I'm bored with the Edward Snowden story. He's been indicted now on Espionage Act charges, but it sure looks as if the governments of Hong Kong and China can either refuse his extradition or stall it for a considerable length of time:
Simon Young, a professor at Hong Kong University's faculty of law, suggested it was unclear whether Snowden would win or lose any attempt to fight extradition.He'll probably never be extradited, and we'll probably never change the NSA program. And there the matter will stand.
He said theft was listed in the U.S.-Hong Kong extradition treaty. "There is an offence listed in the treaty of unlawful handling of property, but this raises the question as to whether information is property and the answer is not clear," he said in an email.
... he added that "for legal arguments which I will not go into now, I am doubtful that offenses not specifically mentioned in either the treaty or FOO [Hong Kong's Fugitives Offenders Ordinance] will be the subject of surrender."
Young said that elements of the three alleged offenses "exist in neutral terms and cannot necessarily be said to be of a political character."
"But more important for this exception will be all the surrounding circumstances including the motivation for the prosecution, the unfairness of his trial at home and his likely treatment in custody," he added....
I'm getting restless. I want this to turn into a summer blockbuster.

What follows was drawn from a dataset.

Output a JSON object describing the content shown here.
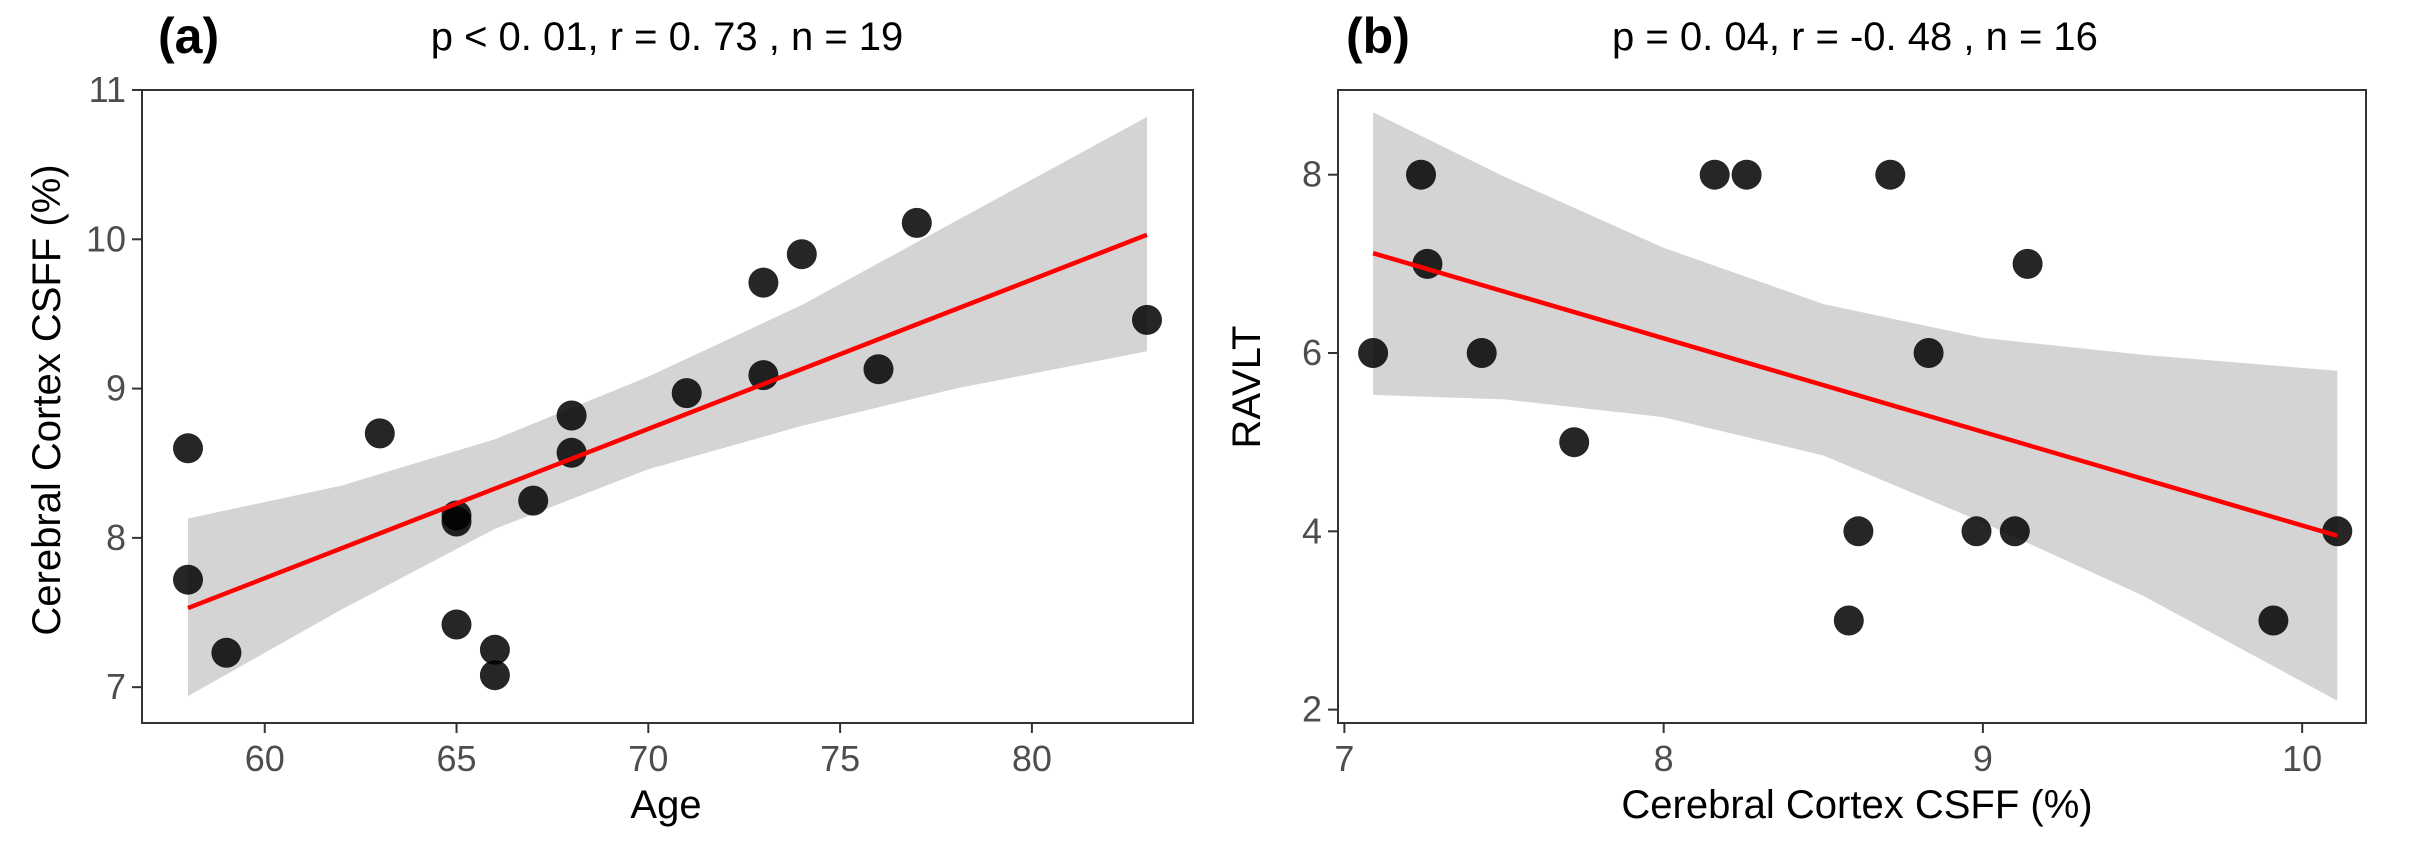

In my version, money from the Chinese government and from radical Icelandic billionaires has enabled Snowden to retreat to an armed compound, like the one Marlon Brando had in Apocalypse Now, where he practices martial arts and speaks in Zen koans.
One night, President Obama sends in SEAL Team Six for an exfil operation. Snowden is taken alive -- he is white, after all -- and is returned to the U.S. to face charges.
He's convicted on all counts and is sent to a highly secure supermax. After nine months in the slammer, he engineers the first successful prison break in American supermax history, after he discovers that the private prison firm running the supermax secures all its electronics using the password "abc123."
Unbeknownst to the authorities, he holes up in the wilderness near Lincoln, Montana, where he writes and self-publishes an e-book memoir that becomes an overnight publishing phenomenon. The memoir, bearing rave reviews from Glenn Greenwald and Glenn Beck, shoots to the top of the New York Times e-book bestseller list; it makes Snowden a rich man, despite -- or perhaps because of -- the stipulation that all purchasers pay for the book using untraceable bitcoins.
Cynically pardoned by President Scott Walker on January 21, 2017, Snowden quietly leaves the U.S. He lives out his days in Arthur C. Clarke's old residence in Sri Lanka, where he is protected from harm by a phalanx of Buddhist warriors from Myanmar and surrounded by concubines and alt-pole dancers.
NSA surveillance is never curtailed.